Cos 4X - Cos 2X = 0 but range is [-180, 180]

And prove it, your answers don't seem to correlate to the answers in the back of the book which says:

3pi\8, 7pi\8, 11pi\8 and 15pi\8 for the first one
and .285, 3.427 for the second

And answer to the last should be 121 square ft

7. Originally Posted by Alan306090
It should be

Cos 4X - Cos 2X = 0 but range is [-180, 180]
$\cos{4x} - \cos{2x} = 0$

$\cos^2{2x} - \sin^2{2x} - \cos{2x} = 0$

$\cos^2{2x} - (1 - \cos^2{2x}) - \cos{2x} = 0$

$2\cos^2{2x} - \cos{2x} - 1 = 0$.

Let $\cos{2x} = X$ so that you have

$2X^2 - X - 1 = 0$

$2X^2 - 2X + X - 1 = 0$

$2X(X - 1) + 1(X - 1) = 0$

$(X - 1)(2X + 1) = 0$

$X - 1 = 0$ or $2X + 1 = 0$

$X = 1$ or $X = -\frac{1}{2}$.

Case 1:

$\cos{2x} = 1$

$2x = \left\{0^\circ, 180^\circ \right\} + 360^\circ n$, where $n$ is an integer representing how many times you have gone around the unit circle.

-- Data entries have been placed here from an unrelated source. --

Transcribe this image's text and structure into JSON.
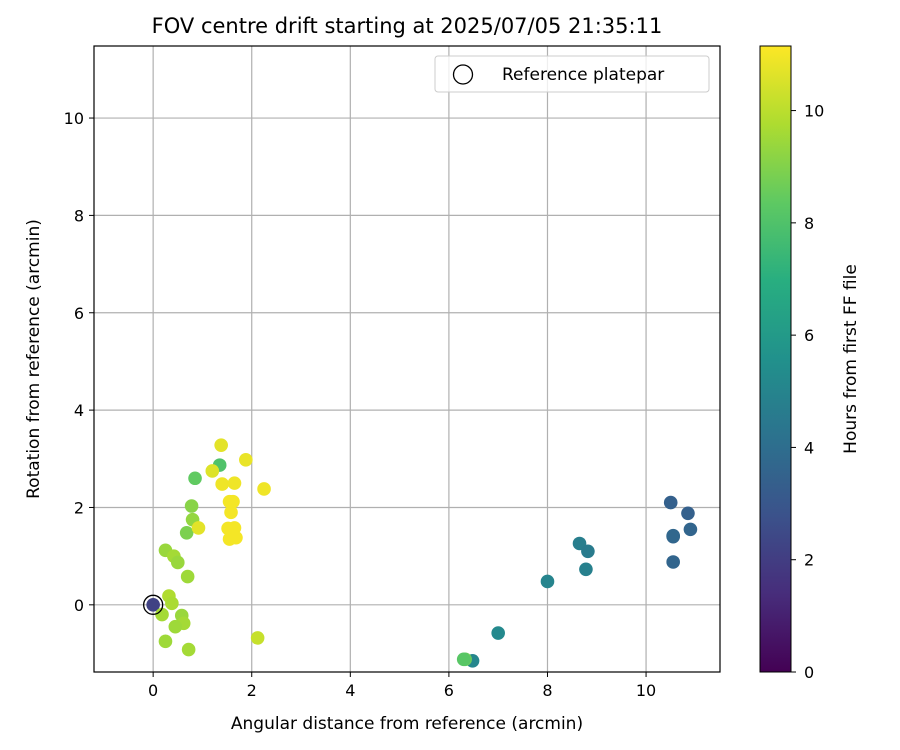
{
  "chart_data": {
    "type": "scatter",
    "title": "FOV centre drift starting at 2025/07/05 21:35:11",
    "xlabel": "Angular distance from reference (arcmin)",
    "ylabel": "Rotation from reference (arcmin)",
    "xlim": [
      -1.2,
      11.5
    ],
    "ylim": [
      -1.38,
      11.48
    ],
    "x_ticks": [
      0,
      2,
      4,
      6,
      8,
      10
    ],
    "y_ticks": [
      0,
      2,
      4,
      6,
      8,
      10
    ],
    "grid": true,
    "legend": {
      "position": "top-right",
      "entries": [
        "Reference platepar"
      ]
    },
    "reference_point": {
      "x": 0.0,
      "y": 0.0,
      "name": "Reference platepar"
    },
    "colorbar": {
      "label": "Hours from first FF file",
      "range": [
        0,
        11.15
      ],
      "ticks": [
        0,
        2,
        4,
        6,
        8,
        10
      ],
      "colormap": "viridis"
    },
    "points": [
      {
        "x": 0.0,
        "y": 0.0,
        "hours": 2.2
      },
      {
        "x": 10.5,
        "y": 2.1,
        "hours": 3.4
      },
      {
        "x": 10.85,
        "y": 1.88,
        "hours": 3.4
      },
      {
        "x": 10.9,
        "y": 1.55,
        "hours": 3.6
      },
      {
        "x": 10.55,
        "y": 1.4,
        "hours": 3.6
      },
      {
        "x": 10.55,
        "y": 1.42,
        "hours": 3.7
      },
      {
        "x": 10.55,
        "y": 0.88,
        "hours": 3.6
      },
      {
        "x": 8.65,
        "y": 1.26,
        "hours": 4.7
      },
      {
        "x": 8.82,
        "y": 1.1,
        "hours": 4.6
      },
      {
        "x": 8.78,
        "y": 0.73,
        "hours": 4.8
      },
      {
        "x": 8.0,
        "y": 0.48,
        "hours": 5.0
      },
      {
        "x": 7.0,
        "y": -0.58,
        "hours": 5.2
      },
      {
        "x": 6.48,
        "y": -1.15,
        "hours": 5.1
      },
      {
        "x": 6.33,
        "y": -1.12,
        "hours": 8.6
      },
      {
        "x": 6.3,
        "y": -1.12,
        "hours": 8.2
      },
      {
        "x": 0.85,
        "y": 2.6,
        "hours": 8.4
      },
      {
        "x": 1.35,
        "y": 2.87,
        "hours": 8.0
      },
      {
        "x": 0.78,
        "y": 2.03,
        "hours": 9.1
      },
      {
        "x": 0.8,
        "y": 1.75,
        "hours": 9.3
      },
      {
        "x": 0.68,
        "y": 1.48,
        "hours": 8.9
      },
      {
        "x": 0.25,
        "y": 1.12,
        "hours": 9.4
      },
      {
        "x": 0.42,
        "y": 1.0,
        "hours": 9.6
      },
      {
        "x": 0.5,
        "y": 0.87,
        "hours": 9.4
      },
      {
        "x": 0.7,
        "y": 0.58,
        "hours": 9.5
      },
      {
        "x": 0.32,
        "y": 0.18,
        "hours": 9.8
      },
      {
        "x": 0.38,
        "y": 0.03,
        "hours": 9.7
      },
      {
        "x": 0.18,
        "y": -0.2,
        "hours": 9.6
      },
      {
        "x": 0.58,
        "y": -0.22,
        "hours": 9.4
      },
      {
        "x": 0.62,
        "y": -0.38,
        "hours": 9.6
      },
      {
        "x": 0.45,
        "y": -0.45,
        "hours": 9.5
      },
      {
        "x": 0.25,
        "y": -0.75,
        "hours": 9.5
      },
      {
        "x": 0.72,
        "y": -0.92,
        "hours": 9.6
      },
      {
        "x": 2.12,
        "y": -0.68,
        "hours": 10.2
      },
      {
        "x": 0.92,
        "y": 1.58,
        "hours": 10.7
      },
      {
        "x": 1.2,
        "y": 2.75,
        "hours": 10.6
      },
      {
        "x": 1.38,
        "y": 3.28,
        "hours": 10.7
      },
      {
        "x": 1.88,
        "y": 2.98,
        "hours": 10.8
      },
      {
        "x": 1.4,
        "y": 2.48,
        "hours": 10.9
      },
      {
        "x": 1.65,
        "y": 2.5,
        "hours": 10.9
      },
      {
        "x": 2.25,
        "y": 2.38,
        "hours": 10.9
      },
      {
        "x": 1.55,
        "y": 2.12,
        "hours": 11.0
      },
      {
        "x": 1.62,
        "y": 2.12,
        "hours": 11.0
      },
      {
        "x": 1.58,
        "y": 1.9,
        "hours": 11.0
      },
      {
        "x": 1.52,
        "y": 1.57,
        "hours": 11.0
      },
      {
        "x": 1.65,
        "y": 1.58,
        "hours": 11.0
      },
      {
        "x": 1.55,
        "y": 1.35,
        "hours": 11.0
      },
      {
        "x": 1.68,
        "y": 1.38,
        "hours": 11.0
      }
    ]
  }
}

$x = \left\{ 0^\circ, 90^\circ \right\} + 180^\circ n$

$x = \left\{-180^\circ , -90^\circ , 0^\circ, 90^\circ, 180^\circ \right\}$.

Case 2:

$\cos{2x} = -\frac{1}{2}$.

$\cos{X} = \frac{1}{2}$ when $X = 60^\circ$, and cosine is negative in the second and third quadrants.

So

$2x = \left\{ 120^\circ, 240^\circ \right\} + 360^\circ n$

$x = \left\{ 60^\circ, 120^\circ \right\} + 180^\circ n$

$x = \left \{-120^\circ , -60^\circ , 60^\circ, 120^\circ \right\}$.

Putting it together you have

$x = \left\{ -180^\circ, -120^\circ, -90^\circ, -60^\circ, 0^\circ, 60^\circ, 90^\circ, 120^\circ, 180^\circ \right \}$.

8. Thank you prove it, though for Case 1,

The only time Cos2x = 1 [-180, 180] should be 0, no?

So then 2x = 0 + 360k

x = 0 + 180k

Then it should be, -180, 0, and 180? Does this seem right?